Spatial Poisson Regression for Health and Exposure Data Measured at Disparate Resolutions

Abstract

Ecological regression studies are widely used to examine relationships between disease rates for small geographical areas and exposure to environmental risk factors. The raw data for such studies, including disease cases, environmental pollution concentrations, and the reference population at risk, are typically measured at various levels of spatial aggregation but are accumulated to a common geographical scale to facilitate statistical analysis.

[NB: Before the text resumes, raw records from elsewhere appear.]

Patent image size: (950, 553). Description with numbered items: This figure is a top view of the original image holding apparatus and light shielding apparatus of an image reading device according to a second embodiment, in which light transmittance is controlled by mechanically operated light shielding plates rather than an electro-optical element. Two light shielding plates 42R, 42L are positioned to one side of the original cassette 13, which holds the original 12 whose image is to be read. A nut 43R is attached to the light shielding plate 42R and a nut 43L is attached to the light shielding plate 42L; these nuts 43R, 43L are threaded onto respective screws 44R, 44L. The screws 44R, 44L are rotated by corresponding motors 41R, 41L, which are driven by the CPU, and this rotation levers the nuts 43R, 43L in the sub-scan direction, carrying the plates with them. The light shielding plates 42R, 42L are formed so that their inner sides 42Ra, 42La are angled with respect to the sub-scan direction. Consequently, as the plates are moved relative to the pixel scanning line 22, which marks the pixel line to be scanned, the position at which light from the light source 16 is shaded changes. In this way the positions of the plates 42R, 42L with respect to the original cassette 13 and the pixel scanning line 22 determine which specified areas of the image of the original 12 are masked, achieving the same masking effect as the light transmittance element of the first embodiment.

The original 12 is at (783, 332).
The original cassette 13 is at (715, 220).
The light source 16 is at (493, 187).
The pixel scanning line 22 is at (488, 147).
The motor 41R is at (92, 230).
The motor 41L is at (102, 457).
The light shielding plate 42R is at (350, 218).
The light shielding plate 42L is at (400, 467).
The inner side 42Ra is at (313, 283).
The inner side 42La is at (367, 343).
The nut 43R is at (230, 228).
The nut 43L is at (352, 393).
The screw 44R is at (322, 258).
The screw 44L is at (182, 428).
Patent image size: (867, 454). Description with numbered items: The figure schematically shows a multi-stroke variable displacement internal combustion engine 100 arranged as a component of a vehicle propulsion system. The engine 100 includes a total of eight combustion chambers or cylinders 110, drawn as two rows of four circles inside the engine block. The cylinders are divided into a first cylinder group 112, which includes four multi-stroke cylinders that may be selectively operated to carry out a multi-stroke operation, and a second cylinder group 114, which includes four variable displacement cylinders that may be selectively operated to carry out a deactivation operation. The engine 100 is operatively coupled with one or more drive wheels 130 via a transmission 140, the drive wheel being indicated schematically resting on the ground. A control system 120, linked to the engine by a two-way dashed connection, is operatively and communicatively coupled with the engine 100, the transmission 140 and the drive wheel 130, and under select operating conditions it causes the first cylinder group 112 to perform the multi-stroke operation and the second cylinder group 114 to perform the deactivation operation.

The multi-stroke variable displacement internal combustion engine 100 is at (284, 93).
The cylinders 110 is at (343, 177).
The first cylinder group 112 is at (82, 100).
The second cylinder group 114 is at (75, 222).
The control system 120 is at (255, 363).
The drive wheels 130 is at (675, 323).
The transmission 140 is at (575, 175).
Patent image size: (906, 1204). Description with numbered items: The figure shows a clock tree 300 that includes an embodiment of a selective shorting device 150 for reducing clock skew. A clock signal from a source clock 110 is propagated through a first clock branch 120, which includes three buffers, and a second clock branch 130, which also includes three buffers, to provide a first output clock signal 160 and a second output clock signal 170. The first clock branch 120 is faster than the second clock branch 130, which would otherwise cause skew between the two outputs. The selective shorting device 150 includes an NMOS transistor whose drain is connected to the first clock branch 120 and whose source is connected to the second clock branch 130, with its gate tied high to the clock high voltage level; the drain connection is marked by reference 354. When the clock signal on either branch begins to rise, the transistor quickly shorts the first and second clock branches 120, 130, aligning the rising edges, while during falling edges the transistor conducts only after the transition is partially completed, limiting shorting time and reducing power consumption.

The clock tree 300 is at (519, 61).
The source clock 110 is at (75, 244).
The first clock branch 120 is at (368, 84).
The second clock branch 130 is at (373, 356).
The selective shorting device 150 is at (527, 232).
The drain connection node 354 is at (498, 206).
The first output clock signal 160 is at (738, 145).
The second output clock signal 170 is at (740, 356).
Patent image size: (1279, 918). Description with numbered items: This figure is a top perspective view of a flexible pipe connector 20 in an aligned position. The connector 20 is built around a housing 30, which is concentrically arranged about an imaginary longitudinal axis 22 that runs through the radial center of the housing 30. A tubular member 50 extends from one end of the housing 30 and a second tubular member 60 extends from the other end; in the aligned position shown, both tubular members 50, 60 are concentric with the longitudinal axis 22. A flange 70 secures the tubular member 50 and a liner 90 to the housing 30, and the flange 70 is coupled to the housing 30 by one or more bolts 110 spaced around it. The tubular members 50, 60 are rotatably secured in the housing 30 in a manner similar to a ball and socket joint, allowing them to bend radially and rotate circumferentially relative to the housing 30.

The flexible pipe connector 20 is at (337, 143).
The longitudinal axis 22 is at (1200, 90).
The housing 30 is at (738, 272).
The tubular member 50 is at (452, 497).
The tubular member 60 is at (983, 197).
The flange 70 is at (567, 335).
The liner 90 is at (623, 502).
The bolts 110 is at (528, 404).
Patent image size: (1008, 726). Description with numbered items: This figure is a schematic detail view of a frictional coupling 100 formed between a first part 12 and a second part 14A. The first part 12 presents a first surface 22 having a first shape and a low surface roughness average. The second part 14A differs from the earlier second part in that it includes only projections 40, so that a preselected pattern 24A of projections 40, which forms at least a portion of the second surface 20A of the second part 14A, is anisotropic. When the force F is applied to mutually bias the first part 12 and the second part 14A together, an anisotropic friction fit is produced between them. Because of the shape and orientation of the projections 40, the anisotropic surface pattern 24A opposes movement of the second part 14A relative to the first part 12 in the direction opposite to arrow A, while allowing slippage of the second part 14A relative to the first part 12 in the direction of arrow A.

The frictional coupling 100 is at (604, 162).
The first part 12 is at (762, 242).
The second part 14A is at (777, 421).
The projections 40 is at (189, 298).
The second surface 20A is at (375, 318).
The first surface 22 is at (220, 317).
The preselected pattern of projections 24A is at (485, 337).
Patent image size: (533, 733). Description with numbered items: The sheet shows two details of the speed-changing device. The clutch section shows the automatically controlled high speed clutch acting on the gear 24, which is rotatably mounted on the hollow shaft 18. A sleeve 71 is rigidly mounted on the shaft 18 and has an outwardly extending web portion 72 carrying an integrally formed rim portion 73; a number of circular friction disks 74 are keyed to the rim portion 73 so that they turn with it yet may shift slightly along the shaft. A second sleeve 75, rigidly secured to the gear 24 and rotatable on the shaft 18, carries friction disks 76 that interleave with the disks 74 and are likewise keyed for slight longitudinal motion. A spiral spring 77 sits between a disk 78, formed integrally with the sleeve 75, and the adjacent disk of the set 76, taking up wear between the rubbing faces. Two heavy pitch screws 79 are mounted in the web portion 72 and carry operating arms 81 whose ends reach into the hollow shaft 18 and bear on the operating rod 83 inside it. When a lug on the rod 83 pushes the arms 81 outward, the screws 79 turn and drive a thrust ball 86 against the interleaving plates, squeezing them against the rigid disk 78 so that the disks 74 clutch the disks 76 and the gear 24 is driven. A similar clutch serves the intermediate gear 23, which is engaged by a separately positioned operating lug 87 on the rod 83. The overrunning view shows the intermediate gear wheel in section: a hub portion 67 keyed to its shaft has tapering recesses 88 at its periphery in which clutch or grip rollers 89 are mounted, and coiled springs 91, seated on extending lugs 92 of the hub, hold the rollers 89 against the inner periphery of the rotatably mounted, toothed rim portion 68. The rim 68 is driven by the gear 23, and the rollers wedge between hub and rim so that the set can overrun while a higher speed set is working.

In this traditional approach, heterogeneous exposure distributions within the aggregate areas may lead to biased inference, whereas individual attributes such as age, gender, and smoking habits must either be summarized to provide area-level covariate values or used to stratify the analysis. This article presents a spatial regression analysis of the effect of traffic pollution on respiratory disorders in children. The analysis features data measured at disparate, nonnested scales, including spatially varying covariates, latent spatially varying risk factors, and case-specific individual attributes. The problem of disparate discretizations is overcome by relating all spatially varying quantities to a continuous underlying random field model. Case-specific individual attributes are accommodated by treating cases as a marked point process. Inference in these hierarchical Poisson/gamma models is based on simulated samples drawn from Bayesian posterior distributions, using Markov chain Monte Carlo methods with data augmentation.